Menurut M.G. Suwarni Dosen FE Universitas Janabadra Yogyakarta, keberhasilan koperasi dalam melaksanakan perannya sebagai tiang perekonomian bangsa , dengan hirarki kedudukan koperasi sebagai badan usaha, sebagai gerakan ekonomi, maupun sebagai sistem ekonomi memerlukan tolok ukur minimal (Nugroho SBM, 1996).
Tolok ukur keberhasilan koperasi sebagai badan usaha
1.     Jenis anggota, jumlah anggota, dan jumlah anggota yang aktif serta benar-benar ikut memiliki koperasi (jumlah anggota yang berkualitas.
2.     Jumlah simpanan pokok, simpanan wajib, dan simpanan sukarela, serta kesadaran anggota untuk membayarnya. Simpanan-simpanan tersebut merupakan komponen modal sendiri bagi koperasi.
3.     Besarnya SHU dan distribusi SHU kepada anggota. Semakin adil pendistribusian SHU kepada anggota berarti koperasi tersebut semakin berhasil.
4.     Besarnya modal, asal modal, dan jenis pemilik modal. Koperasi yang memiliki modal besar tetapi jumlah anggotanya sedikit bisa dibilang bukan koperasi.
Tolok ukur keberhasilan koperasi sebagai gerakan ekonomi
1.     Jasa pelayanan yang diberikan koperasi, sehingga usaha koperasi lebih maju.
2.     Peningkatan kondisi sosial ekonomi anggota koperasi.
Tolok ukur keberhasilan koperasi sebagai sistem ekonomi
1.     Kerja sama yang baik dengan organisasi-organisasi lain, tanpa persaingan dalam melaksanakan usahanya.
2.     Koperasi semakin dapat dipercaya, tanpa harus dikendalikan secara ketat oleh pemerintah.
3.     Peningkatan peran serta koperasi sejajar dengan BUMN dan perusahaan-perusahaan swasta dalam kebijakan-kebijakan, termasuk kepemilikan saham BUMN dan perusahaan swasta oleh koperasi.

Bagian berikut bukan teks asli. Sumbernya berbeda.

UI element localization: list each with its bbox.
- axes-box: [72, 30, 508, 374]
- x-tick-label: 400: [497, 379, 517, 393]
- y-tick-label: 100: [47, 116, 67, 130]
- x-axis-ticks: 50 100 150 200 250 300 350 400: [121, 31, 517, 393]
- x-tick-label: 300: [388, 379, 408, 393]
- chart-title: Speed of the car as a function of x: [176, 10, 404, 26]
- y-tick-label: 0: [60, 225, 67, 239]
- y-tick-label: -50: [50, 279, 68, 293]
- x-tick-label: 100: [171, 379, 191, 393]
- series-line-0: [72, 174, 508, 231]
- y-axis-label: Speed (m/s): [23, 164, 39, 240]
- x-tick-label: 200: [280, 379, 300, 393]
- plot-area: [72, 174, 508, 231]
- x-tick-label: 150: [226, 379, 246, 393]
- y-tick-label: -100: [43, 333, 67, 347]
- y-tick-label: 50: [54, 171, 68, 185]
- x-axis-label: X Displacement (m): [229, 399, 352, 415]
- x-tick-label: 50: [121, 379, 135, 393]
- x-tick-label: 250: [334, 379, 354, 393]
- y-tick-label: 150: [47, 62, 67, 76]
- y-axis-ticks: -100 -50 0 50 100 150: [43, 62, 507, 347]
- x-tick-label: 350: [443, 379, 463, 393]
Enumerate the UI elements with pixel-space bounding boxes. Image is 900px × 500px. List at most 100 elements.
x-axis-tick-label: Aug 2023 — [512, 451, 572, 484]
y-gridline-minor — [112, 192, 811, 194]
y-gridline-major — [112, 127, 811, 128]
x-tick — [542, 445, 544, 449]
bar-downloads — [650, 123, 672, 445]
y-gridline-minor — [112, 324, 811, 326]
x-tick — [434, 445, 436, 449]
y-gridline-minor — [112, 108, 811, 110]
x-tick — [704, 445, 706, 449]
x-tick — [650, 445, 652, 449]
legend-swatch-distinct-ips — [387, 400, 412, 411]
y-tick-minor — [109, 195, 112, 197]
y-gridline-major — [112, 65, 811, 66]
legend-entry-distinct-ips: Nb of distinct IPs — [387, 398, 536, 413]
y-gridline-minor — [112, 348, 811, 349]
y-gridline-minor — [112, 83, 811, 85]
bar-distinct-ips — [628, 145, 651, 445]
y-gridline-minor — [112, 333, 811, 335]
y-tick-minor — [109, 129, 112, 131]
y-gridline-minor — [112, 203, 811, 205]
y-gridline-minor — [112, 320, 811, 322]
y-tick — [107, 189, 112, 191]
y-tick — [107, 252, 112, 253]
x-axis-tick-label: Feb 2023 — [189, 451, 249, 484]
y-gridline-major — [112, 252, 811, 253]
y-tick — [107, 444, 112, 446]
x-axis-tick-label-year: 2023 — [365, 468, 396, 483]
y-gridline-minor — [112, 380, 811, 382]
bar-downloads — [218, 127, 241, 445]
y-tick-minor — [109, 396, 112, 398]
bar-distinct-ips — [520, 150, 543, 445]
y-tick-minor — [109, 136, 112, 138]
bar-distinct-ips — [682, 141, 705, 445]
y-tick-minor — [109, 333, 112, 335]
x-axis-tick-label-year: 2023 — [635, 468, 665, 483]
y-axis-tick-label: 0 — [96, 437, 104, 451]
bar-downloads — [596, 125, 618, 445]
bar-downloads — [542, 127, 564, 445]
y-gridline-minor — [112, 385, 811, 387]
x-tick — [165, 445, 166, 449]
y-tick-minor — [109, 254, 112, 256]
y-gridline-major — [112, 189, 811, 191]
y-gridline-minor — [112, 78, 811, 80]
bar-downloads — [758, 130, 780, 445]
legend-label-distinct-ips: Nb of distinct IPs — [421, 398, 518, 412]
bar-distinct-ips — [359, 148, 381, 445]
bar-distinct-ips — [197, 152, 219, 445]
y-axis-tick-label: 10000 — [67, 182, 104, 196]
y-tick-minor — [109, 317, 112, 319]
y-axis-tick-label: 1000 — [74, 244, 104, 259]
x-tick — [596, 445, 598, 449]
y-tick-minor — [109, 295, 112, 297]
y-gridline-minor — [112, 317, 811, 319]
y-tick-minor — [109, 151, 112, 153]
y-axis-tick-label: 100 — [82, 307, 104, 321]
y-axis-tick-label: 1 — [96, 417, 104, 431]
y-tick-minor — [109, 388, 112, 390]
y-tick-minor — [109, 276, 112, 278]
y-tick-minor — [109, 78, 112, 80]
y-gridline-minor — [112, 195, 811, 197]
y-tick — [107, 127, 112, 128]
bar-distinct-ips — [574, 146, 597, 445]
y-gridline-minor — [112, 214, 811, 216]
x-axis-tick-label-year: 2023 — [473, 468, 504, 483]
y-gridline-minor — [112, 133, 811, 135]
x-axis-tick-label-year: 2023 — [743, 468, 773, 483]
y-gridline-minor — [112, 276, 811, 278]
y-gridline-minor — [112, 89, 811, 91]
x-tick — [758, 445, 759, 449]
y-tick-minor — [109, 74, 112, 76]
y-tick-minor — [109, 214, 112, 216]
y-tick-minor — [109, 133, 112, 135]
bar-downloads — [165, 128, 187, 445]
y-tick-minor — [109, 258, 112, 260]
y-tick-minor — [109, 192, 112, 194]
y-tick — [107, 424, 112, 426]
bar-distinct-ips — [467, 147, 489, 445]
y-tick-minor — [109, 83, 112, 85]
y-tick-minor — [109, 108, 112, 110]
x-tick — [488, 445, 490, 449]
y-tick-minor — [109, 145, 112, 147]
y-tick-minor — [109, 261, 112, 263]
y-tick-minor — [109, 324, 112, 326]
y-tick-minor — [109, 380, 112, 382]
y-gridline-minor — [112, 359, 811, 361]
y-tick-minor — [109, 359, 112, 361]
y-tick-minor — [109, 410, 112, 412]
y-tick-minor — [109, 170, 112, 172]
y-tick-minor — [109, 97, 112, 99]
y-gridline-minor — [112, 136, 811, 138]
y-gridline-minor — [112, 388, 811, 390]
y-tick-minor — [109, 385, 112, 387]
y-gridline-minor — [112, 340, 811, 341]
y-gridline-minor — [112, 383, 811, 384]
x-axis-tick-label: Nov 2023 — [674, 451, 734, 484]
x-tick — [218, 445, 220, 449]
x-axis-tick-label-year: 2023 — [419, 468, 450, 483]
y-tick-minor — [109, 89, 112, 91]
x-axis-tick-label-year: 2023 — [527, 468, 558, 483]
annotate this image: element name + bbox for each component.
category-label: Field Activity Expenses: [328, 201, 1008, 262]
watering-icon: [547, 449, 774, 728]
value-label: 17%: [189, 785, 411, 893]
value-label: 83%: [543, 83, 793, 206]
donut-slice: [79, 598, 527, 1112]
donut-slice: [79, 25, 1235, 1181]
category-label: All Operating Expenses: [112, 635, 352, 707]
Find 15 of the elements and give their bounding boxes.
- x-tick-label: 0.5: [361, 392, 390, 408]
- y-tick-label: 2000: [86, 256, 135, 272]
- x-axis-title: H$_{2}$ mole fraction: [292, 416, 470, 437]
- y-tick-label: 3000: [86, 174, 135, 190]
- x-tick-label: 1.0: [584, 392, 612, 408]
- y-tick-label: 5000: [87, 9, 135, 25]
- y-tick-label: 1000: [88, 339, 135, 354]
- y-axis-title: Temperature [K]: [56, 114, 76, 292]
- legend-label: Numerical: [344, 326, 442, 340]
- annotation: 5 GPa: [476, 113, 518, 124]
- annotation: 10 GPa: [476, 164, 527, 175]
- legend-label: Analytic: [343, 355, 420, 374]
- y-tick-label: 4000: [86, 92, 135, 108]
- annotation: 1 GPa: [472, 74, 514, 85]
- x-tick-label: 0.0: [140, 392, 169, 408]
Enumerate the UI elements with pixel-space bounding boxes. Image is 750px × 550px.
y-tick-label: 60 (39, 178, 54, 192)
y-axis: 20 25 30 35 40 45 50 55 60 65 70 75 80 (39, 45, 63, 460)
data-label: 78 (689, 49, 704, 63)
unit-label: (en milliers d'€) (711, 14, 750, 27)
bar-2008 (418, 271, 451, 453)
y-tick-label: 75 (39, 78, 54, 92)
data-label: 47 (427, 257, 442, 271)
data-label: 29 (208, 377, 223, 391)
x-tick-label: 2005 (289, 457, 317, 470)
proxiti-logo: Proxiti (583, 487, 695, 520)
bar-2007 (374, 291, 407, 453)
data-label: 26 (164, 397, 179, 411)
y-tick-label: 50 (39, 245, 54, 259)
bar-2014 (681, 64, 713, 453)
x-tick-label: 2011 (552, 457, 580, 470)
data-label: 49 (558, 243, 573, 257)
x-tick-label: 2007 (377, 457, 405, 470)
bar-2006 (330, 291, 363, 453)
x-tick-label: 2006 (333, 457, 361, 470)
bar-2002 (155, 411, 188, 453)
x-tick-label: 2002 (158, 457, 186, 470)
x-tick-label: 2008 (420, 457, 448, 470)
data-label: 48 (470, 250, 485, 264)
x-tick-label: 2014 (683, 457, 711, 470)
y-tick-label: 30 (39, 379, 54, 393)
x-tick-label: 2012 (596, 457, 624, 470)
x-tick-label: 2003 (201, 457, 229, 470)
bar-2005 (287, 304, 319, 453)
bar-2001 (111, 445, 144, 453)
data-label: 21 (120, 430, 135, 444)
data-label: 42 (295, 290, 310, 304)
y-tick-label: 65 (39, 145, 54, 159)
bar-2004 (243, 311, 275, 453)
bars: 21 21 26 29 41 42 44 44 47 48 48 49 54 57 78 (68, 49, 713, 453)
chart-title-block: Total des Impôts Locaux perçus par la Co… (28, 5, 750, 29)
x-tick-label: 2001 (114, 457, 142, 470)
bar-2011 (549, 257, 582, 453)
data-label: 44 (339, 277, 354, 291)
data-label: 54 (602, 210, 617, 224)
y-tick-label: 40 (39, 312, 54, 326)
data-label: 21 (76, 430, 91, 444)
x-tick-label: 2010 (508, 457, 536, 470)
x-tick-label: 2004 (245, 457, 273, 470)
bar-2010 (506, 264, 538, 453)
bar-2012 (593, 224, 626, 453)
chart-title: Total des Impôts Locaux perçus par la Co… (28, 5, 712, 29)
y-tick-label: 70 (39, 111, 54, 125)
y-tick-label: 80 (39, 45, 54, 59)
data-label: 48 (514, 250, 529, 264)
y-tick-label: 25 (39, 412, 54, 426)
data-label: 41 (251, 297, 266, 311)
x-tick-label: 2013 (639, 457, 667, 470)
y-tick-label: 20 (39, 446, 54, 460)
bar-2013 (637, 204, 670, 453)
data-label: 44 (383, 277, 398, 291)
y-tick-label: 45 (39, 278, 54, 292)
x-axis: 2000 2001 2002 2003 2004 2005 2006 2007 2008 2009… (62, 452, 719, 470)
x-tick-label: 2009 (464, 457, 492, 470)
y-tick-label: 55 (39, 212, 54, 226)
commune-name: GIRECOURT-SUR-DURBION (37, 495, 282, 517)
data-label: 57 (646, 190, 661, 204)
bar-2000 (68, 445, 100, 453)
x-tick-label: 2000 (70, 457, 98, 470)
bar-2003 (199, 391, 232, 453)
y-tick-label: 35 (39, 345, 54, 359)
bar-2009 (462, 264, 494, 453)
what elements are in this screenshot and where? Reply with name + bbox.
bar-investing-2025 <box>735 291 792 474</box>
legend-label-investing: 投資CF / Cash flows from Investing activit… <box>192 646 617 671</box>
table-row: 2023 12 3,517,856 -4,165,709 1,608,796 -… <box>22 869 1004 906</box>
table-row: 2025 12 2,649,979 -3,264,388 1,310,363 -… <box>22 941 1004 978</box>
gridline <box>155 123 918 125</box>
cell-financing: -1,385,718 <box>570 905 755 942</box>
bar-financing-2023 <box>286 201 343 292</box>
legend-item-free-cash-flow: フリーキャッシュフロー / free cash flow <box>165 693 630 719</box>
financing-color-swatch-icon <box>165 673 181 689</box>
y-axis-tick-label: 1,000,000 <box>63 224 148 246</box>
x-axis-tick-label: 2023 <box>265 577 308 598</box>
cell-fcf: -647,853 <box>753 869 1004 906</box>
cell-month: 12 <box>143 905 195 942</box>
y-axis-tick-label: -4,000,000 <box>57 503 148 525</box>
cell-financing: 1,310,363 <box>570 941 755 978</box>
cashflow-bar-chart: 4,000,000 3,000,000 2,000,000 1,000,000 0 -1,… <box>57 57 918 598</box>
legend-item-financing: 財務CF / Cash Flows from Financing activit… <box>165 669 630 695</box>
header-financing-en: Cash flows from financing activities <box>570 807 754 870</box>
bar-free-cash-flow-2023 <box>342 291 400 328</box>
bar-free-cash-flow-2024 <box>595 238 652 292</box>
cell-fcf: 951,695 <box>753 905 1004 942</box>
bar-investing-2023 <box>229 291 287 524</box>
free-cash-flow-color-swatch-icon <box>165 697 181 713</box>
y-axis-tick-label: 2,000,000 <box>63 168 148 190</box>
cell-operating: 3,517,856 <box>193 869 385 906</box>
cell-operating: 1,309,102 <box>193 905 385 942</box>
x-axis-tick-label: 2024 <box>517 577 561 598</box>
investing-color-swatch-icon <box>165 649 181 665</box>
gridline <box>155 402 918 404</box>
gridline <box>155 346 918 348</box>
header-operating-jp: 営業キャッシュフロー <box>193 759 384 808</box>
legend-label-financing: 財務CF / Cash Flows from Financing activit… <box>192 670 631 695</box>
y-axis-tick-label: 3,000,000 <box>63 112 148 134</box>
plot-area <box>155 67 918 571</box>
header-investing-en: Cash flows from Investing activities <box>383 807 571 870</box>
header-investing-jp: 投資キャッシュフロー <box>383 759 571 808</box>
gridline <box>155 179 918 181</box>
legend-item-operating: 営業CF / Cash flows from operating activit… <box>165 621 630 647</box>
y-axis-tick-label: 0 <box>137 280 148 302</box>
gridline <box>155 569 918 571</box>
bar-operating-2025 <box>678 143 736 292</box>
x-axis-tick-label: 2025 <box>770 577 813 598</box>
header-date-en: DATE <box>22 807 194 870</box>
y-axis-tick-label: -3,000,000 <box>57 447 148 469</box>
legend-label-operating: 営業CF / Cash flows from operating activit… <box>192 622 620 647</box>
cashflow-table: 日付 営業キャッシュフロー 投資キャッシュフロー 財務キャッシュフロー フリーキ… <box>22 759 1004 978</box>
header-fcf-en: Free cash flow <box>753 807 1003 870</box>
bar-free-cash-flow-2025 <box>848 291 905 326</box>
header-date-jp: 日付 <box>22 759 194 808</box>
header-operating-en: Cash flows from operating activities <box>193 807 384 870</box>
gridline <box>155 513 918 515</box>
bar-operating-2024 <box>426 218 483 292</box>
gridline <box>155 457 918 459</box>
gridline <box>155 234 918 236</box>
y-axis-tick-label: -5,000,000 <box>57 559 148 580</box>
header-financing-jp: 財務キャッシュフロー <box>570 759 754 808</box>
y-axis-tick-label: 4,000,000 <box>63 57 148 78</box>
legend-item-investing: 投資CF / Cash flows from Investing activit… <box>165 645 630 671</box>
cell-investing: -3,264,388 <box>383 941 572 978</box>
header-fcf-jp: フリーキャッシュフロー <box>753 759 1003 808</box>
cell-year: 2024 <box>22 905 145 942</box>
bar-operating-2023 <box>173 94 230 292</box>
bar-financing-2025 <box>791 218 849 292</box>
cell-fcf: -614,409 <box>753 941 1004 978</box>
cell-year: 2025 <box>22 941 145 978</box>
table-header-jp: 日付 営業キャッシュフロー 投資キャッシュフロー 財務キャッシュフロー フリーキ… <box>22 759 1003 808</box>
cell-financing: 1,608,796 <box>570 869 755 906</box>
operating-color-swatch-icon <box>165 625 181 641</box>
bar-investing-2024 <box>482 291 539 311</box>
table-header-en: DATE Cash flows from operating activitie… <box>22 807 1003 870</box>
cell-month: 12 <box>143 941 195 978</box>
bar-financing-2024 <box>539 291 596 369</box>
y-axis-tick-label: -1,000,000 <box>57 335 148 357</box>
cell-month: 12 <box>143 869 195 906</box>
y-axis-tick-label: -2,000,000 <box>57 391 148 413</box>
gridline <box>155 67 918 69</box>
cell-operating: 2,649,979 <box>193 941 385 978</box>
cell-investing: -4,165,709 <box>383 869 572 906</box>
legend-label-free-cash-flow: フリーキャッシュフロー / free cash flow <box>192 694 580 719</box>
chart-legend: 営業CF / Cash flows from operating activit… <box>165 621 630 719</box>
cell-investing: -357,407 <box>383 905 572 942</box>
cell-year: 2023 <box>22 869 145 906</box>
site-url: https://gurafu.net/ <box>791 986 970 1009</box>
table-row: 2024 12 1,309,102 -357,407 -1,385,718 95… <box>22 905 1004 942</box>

      Selanjutnya M.G. Suwarni menyatakan bahwa koperasi bisa berkembang apabila koperasi tersebut baik dan sehat. Koperasi dikatakan baik apabila di dalam koperasi tersebut tidak terjadi penyimpangan yang fatal, tidak ada monopoli kekuasaan lain selain rapat anggota, dan semua unsur organisasi koperasi memberi dukungan terhadap pelaksanaan program kerja/keputusan yang telah disepakati. Sedangkan tingkat kesehatan koperasi diukur dari kesehatan organisasinya, kesehatan mentalnya, dan kesehatan usahanya.
      Organisasi koperasi dikatakan sehat apabila kesadaran anggota koperasi tinggi, AD/ART dilaksanakan, rapat anggota/pengurus/badan pengawas dapat berfungsi secara optimal. Kesehatan mental koperasi dapat dilihat dari besarnya tanggung jawab rapat anggota/pengurus/badan pengawas, pengelolaan koperasi berdasarkan kemanusiaan/kekeluargaan, keterbukaan, kejujuran, dan keadilan, program-program pendidikan koperasi dilaksanakan secara rutin, konflik-konflik disfungsional dapat diatasi, serta koperasi dapat hidup mandiri. Usaha koperasi sehat apabila pengelolaanya didasarkan atas azas dan sendi dasar koperasi, berjalan secara rutin, RAT dilaksanakan secara rutin, setiap RAT dibagikan SHU secara adil, memberikan pelayan yang baik, dan usaha yang semakin meningkat.